Monday, November 22, 2010


I just wanted to say sorry to all of my followers about my lack of posts recently. I've been really busy and haven't had time to put up new reviews. I will have a new one up either tomorrow or the following day.

Thursday, November 18, 2010

127 Hours

Sometimes a person will make an enormous mistake and get a lot of time to think about it. There was a man who went over Niagara Falls sealed inside a big rubber ball. It never made it to the bottom. The ball lodged somewhere on the way down. He’d counted on his team to cut him out after he landed. Oops! Aron Ralston, the hero of "127 Hours," had an oops! moment. That’s even what he calls it. He went hiking in the wilderness without telling anyone where he was going, and then in a deep, narrow crevice, got his forearm trapped between a boulder and the canyon wall. Oops.
We all heard about this. Ralston stumbled out to safety more than five days later, having cut off his own right arm to escape. He is an upbeat and resilient person and has returned to rock climbing, although now, I trust, after filing a plan, going with a companion and not leaving his Swiss Army Knife behind. The knife would have been ever so much more convenient than his multipurpose tool. I imagine that every time he considers his missing right forearm, he feels that under the circumstances he’s better off without it.

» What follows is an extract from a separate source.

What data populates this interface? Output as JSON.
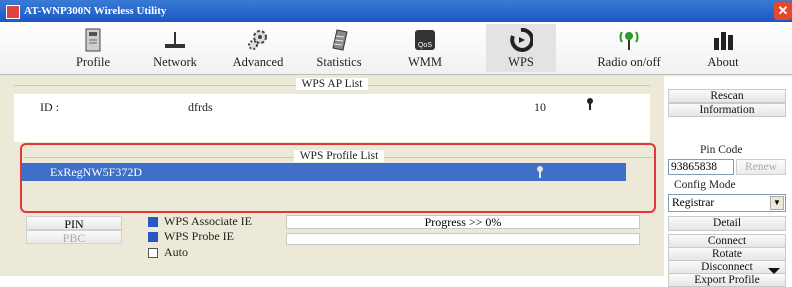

What would you have done? What about me? I don’t know if I could have done it. It involves a gruesome ordeal for Ralston, and for the film’s audience, a few of whom have been said to faint. But from such harrowing beginnings, it’s rather awesome what an entertaining film Danny Boyle has made with "127 Hours." Yes, entertaining.

For most of the film he deals with one location and one actor, James Franco. There’s a carefree prologue in which Ralston and a couple of young woman hikers have a swim in an underwater cavern. Later, during moments of hallucination, other people from his life seem to visit. But the fundamental reality is expressed in the title of the book he wrote about his experience: Between a Rock and a Hard Place.

Franco does a good job of suggesting two aspects of Ralston’s character. (1) He’s a cocky, bold adventurer who trusts his skills and likes taking chances, and (2) he’s logical and bloody-minded enough to cut through his own skin and bone to save his life. One aspect gets him into his problem, and the other gets him out.

Is the film watchable? Yes, compulsively. Films like this don’t move quickly or slowly, they seem to take place all in the same moment. They prey on our own deep fear of being trapped somewhere and understanding that there doesn’t seem to be any way to escape. Edgar Allan Poe mined this vein in several different ways. Ralston is at least fortunate to be standing on a secure foothold; one can imagine the boulder falling and leaving him dangling in mid-air from the trapped arm.

Suddenly, his world has become very well-defined. There is the crevice. There is the strip of sky above, crossed by an eagle on its regular flight path. There are the things he brought with him: a video camera, some water, a little food, his inadequate little tool. It doesn’t take long to make an inventory. He shouts for help, but who can hear? The two women campers have long since gone their way and won’t report him missing because they won’t realize that he is. For anyone to happen to find him is unthinkable. He will die or do something.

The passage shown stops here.